Years ago it was common for congress at the end of each year right before the new year started to pass a tax extenders bill.
They would pass that bill looking forward. Maybe there would be tax provisions in the code that would be expiring on December 31st and they would pass an extender bill which would extend those provisions into the next year or even the year after that. It would extend the provisions into the future to give tax payers some certainty. Tax payers enter a new year knowing what the law was and knowing what they could count on.
Congress seems to be more and more dysfunctional at least in the last 20 years or so and that is born out in the way congress has become a custom to passing tax extender bills.
In recent years extender bills haven’t been effectively passed before the new year to give people some a surety. Congress drug their feet and basically pushed the time to pass those extender bills back 10+ months. In the recent past tax extender bills have been passed in December of the year to which the law applied. For example – A tax law expired on dec 31, 2016, we needed an extender bill to make that law applicable to 2017. Congress starts to drag their feet and they did not pass the extender bills until late in 2017.
The past year it was even worse. In late December 2019, congress passed an extenders bill, like they often do, but this extenders bill extends provisions in the tax code for the year 2018. So these are provisions that expire the end of 2017. It extends those 2017 provisions into 2018, 2019, & 2020 are some extend a little further than that. It’s been two years since our last extender bills.
The most recent extender bill effected tax year 2018. Almost everyone in the country has already filed their 2018 tax returns.

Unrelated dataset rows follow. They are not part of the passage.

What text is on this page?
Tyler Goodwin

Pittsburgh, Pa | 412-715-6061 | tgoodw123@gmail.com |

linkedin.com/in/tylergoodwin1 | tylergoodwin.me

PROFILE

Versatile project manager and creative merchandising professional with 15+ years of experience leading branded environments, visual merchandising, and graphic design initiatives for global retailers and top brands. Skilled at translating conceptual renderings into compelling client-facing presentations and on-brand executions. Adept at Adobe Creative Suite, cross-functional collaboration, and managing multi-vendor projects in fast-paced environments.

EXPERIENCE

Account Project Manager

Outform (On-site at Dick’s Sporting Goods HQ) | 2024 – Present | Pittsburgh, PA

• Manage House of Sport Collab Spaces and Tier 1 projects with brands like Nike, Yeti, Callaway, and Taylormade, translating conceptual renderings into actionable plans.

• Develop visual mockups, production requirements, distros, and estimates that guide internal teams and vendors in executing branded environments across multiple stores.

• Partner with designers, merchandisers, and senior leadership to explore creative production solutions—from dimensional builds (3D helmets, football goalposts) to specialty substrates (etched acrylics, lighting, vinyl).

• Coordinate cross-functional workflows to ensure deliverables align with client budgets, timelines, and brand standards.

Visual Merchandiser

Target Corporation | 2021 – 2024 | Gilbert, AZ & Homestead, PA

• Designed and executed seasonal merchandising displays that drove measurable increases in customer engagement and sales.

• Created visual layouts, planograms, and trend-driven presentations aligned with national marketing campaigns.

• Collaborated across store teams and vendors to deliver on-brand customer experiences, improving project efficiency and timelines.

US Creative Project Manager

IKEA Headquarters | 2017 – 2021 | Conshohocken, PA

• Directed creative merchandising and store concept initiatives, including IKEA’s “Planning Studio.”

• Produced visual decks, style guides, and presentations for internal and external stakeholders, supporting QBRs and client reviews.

No surprise, but these tax extenders that were passed just last month, apply to 2018.
What does that mean? If you want to take advantage of some of these extenders for 2018 you need to amend your tax return. Most people will not amend their tax return even if the extenders help them, for many of you, amending your 2018 return will be worth the hassle and expense.
Let me give you a couple highlights of things that were extended.
1- They extended the exclusion of income from the cancellation of debt on a primary resident. In 2018 if you had a cancelation of debt on your primary resident or what was your primary resident back then. You probably included that income In your taxable income and paid taxes on it. If you did that…well guess what? you can amend and get a bunch of money back. If you did include that money in there you most likely paid a lot of taxes.
2- Mortgage insurance premiums – The deductions for mortgage insurance premiums 2018, those premiums were reported on forms 1098 from mortgage companies in hopes that congress would extend their provisions. They never did, they never did , they never did, and then they did. If that applies to you and you paid mortgage insurance premiums but weren’t able to take advantage in 2018 you could amend. It might not be a lot of you this applies to, but there are a few that might do enough good to go back and amend.
3- The medical expense deduction is a little bit better with the extenders.
4- Non business energy property – things like energy efficient windows, doors, insulation, air conditioning units, heat pumps, etc. Those kind of energy efficient improvements that would have been made on the property there is a credit for those, up to $500. It is a lifetime credit of $500 so if you have ever taken that before and got your $500 credit it wouldn’t do you any good, but if you have never taken advantage of that credit and you purchased any of those things or some other things I did not mention. If you purchased those in 2018 you can go back and claim this credit. It could be worth $500 to you.
There are a number of other obscure things that were extended but these were some of the big ones.
Is it worth your time to take advantage of 2018 provisions and amend or not? Either way you can take advantage of any of these things on your 2019 tax return and 2020 tax return when you file that in a year.